If Western unity breaks, it doesn't mean that the West stops supplying Ukraine for that, because the West hasn't been united in degrees of support to Ukraine in the first place. 'Western unity' is, and has been, a mirage of different western countries doing different sorts of support. The decisive sorts of support for military resiliance haven't been coming from the countries who will be most affected, and thanks to Russian gas strategy a change of government doesn't re-open the gas network because the gas has to go through... Ukraine.

I'm not saying any of this is guaranteed to happen nor would a mobilization guarantee Russia to "win" in any sense, but it's really their only option to stabilize things without using nukes. The Kharkov push has been a sizeable morale + propaganda win for Ukraine and has signaled to the West that the war can be won beyond a Korea-style stalemate, so there's no reason to stop supporting Ukraine. Russia needs to prevent things like this from happening again if it wants to achieve any of its objectives including breaking Western unity, otherwise it's going to just lose conventionally sometime in 2023 unless Ukraine makes a massive blunder somewhere.

It'll still lose conventionally if it does a general mobilization, just sometime in later 2024, because they don't have the hardware superiority anymore to support infantry maneuver.
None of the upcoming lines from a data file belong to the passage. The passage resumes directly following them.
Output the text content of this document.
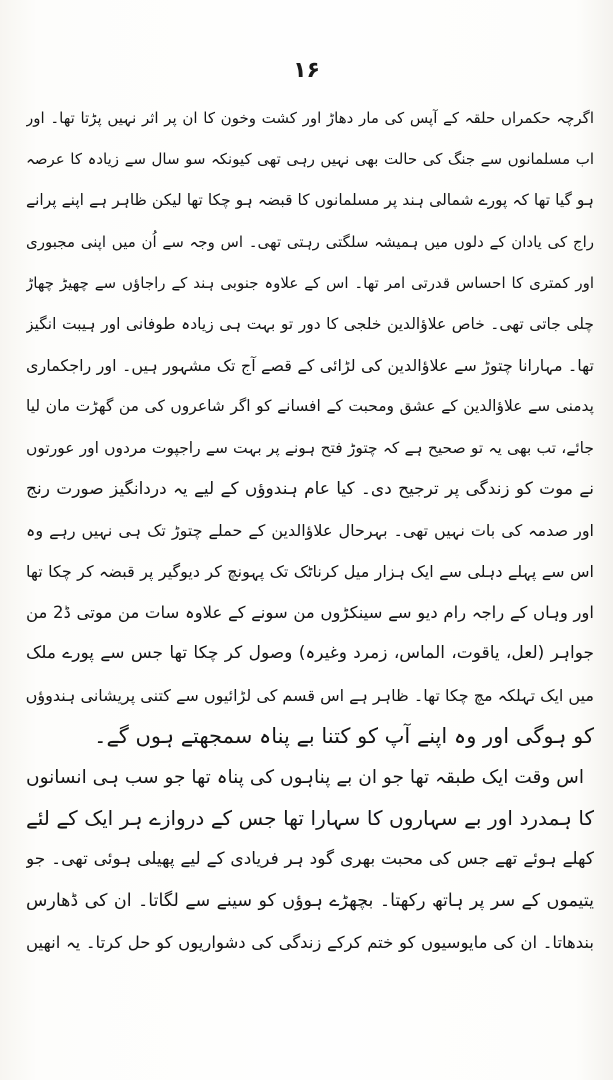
۱۶
اگرچہ حکمراں حلقہ کے آپس کی مار دھاڑ اور کشت وخون کا ان پر اثر نہیں پڑتا تھا۔ اور
اب مسلمانوں سے جنگ کی حالت بھی نہیں رہی تھی کیونکہ سو سال سے زیادہ کا عرصہ
ہو گیا تھا کہ پورے شمالی ہند پر مسلمانوں کا قبضہ ہو چکا تھا لیکن ظاہر ہے اپنے پرانے
راج کی یادان کے دلوں میں ہمیشہ سلگتی رہتی تھی۔ اس وجہ سے اُن میں اپنی مجبوری
اور کمتری کا احساس قدرتی امر تھا۔ اس کے علاوہ جنوبی ہند کے راجاؤں سے چھیڑ چھاڑ
چلی جاتی تھی۔ خاص علاؤالدین خلجی کا دور تو بہت ہی زیادہ طوفانی اور ہیبت انگیز
تھا۔ مہارانا چتوڑ سے علاؤالدین کی لڑائی کے قصے آج تک مشہور ہیں۔ اور راجکماری
پدمنی سے علاؤالدین کے عشق ومحبت کے افسانے کو اگر شاعروں کی من گھڑت مان لیا
جائے، تب بھی یہ تو صحیح ہے کہ چتوڑ فتح ہونے پر بہت سے راجپوت مردوں اور عورتوں
نے موت کو زندگی پر ترجیح دی۔ کیا عام ہندوؤں کے لیے یہ دردانگیز صورت رنج
اور صدمہ کی بات نہیں تھی۔ بہرحال علاؤالدین کے حملے چتوڑ تک ہی نہیں رہے وہ
اس سے پہلے دہلی سے ایک ہزار میل کرناٹک تک پہونچ کر دیوگیر پر قبضہ کر چکا تھا
اور وہاں کے راجہ رام دیو سے سینکڑوں من سونے کے علاوہ سات من موتی ڈ2 من
جواہر (لعل، یاقوت، الماس، زمرد وغیرہ) وصول کر چکا تھا جس سے پورے ملک
میں ایک تہلکہ مچ چکا تھا۔ ظاہر ہے اس قسم کی لڑائیوں سے کتنی پریشانی ہندوؤں
کو ہوگی اور وہ اپنے آپ کو کتنا بے پناہ سمجھتے ہوں گے۔
اس وقت ایک طبقہ تھا جو ان بے پناہوں کی پناہ تھا جو سب ہی انسانوں
کا ہمدرد اور بے سہاروں کا سہارا تھا جس کے دروازے ہر ایک کے لئے
کھلے ہوئے تھے جس کی محبت بھری گود ہر فریادی کے لیے پھیلی ہوئی تھی۔ جو
یتیموں کے سر پر ہاتھ رکھتا۔ بچھڑے ہوؤں کو سینے سے لگاتا۔ ان کی ڈھارس
بندھاتا۔ ان کی مایوسیوں کو ختم کرکے زندگی کی دشواریوں کو حل کرتا۔ یہ انھیں
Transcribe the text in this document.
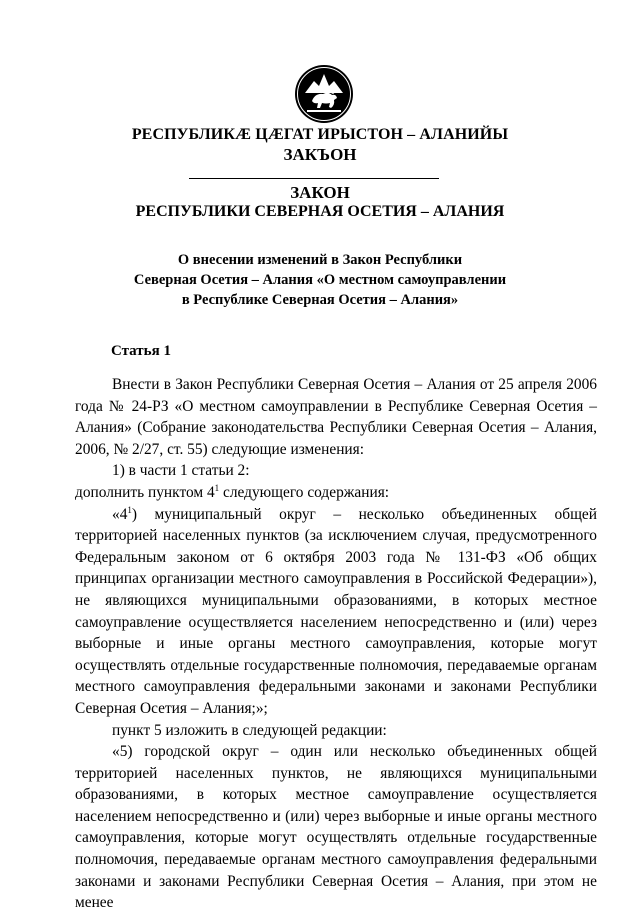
РЕСПУБЛИКÆ ЦÆГАТ ИРЫСТОН – АЛАНИЙЫ
ЗАКЪОН
ЗАКОН
РЕСПУБЛИКИ СЕВЕРНАЯ ОСЕТИЯ – АЛАНИЯ
О внесении изменений в Закон Республики
Северная Осетия – Алания «О местном самоуправлении
в Республике Северная Осетия – Алания»
Статья 1

Внести в Закон Республики Северная Осетия – Алания от 25 апреля 2006 года № 24-РЗ «О местном самоуправлении в Республике Северная Осетия – Алания» (Собрание законодательства Республики Северная Осетия – Алания, 2006, № 2/27, ст. 55) следующие изменения:

1) в части 1 статьи 2:

дополнить пунктом $4^1$ следующего содержания:

«$4^1$) муниципальный округ – несколько объединенных общей территорией населенных пунктов (за исключением случая, предусмотренного Федеральным законом от 6 октября 2003 года № 131-ФЗ «Об общих принципах организации местного самоуправления в Российской Федерации»), не являющихся муниципальными образованиями, в которых местное самоуправление осуществляется населением непосредственно и (или) через выборные и иные органы местного самоуправления, которые могут осуществлять отдельные государственные полномочия, передаваемые органам местного самоуправления федеральными законами и законами Республики Северная Осетия – Алания;»;

пункт 5 изложить в следующей редакции:

«5) городской округ – один или несколько объединенных общей территорией населенных пунктов, не являющихся муниципальными образованиями, в которых местное самоуправление осуществляется населением непосредственно и (или) через выборные и иные органы местного самоуправления, которые могут осуществлять отдельные государственные полномочия, передаваемые органам местного самоуправления федеральными законами и законами Республики Северная Осетия – Алания, при этом не менее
Advance in areas of extremely favorable numbers and allocation of forces already required a concentration of artillery, armor, and airpower that won't be available to support the mobilized forces, because the hardware isn't going to be generated by mobilizing. The Russians need to win conventionally for a military mobilization to matter.

Nor would nukes stabilize the situation, because the situation is not constrained to Ukraine. A nuclear ultimatum for capitulation to surrender and national subjugation on nuclear grounds is incredibly destabilizing for regional nuclear proliferation, and that is far more dangerous to Russia than actually losing the war in Ukraine.

surpassing the annual Russian budget

Source?

(1) says Ru govt spending was $313.96bn in 2021. Not sure about that data, so here’s bloomberg on monthly revenues from 2021: taking 1.8t rubles as a median ~ $24bn (with $1=75rubles). $24bn x 12 = $288bn per year.

Taken together, the two strands of the programme would bring the total MFA support to Ukraine since the beginning of the war to €7.2 billion, and could reach up to €10 billion once the full package of exceptional MFA to Ukraine becomes operational this year. (src)

Also EU paid $90bn to Russia for fossil fuels since the beginning of war.

These announcements will bring the total U.S. military assistance for Ukraine to approximately $15.2 billion since the beginning of this Administration. (src)

I don’t know how much weapons, training services, etc cost, but it doesn’t seem to add up.


Western aid isn't required to keep Ukraine in the fight anymore

How so? I mean, Ukr soldiers don't have many job options anyway, but delayed or devalued wages would degrade performance by increasing marauding and other "part time" activities. If Ukraine receives cheap supplies/loans, then prices would rise at least somewhere (Europe, Ukraine or both). Ukraine inflation is around 23%. EU has 9.1%. For how long is that pressure sustainable? Ru bathes in commodity surpluses, for now, and I guess it has higher capacity to print money, if needed (although industrial output doesn't scale with the speed of printing press, of course).

a Korea-style stalemate

Before the Korean War went stalemate, it first involved the Northerners almost pushing the Southerners into the sea, and then the Southern-American alliance almost pushing the Northerners into China, for China to finally basically push the allied forces back to the initial alliance. We're still on track for a replay in a way; now we just need the Russians to do some daring flanking operation and take most of the country, only to be ambushed by unexpected NATO alpine troops at night just as final victory seems within reach while lost in some godforsaken wintery mountain valley near the far border of Ukraine, like, say, in the Carpathians.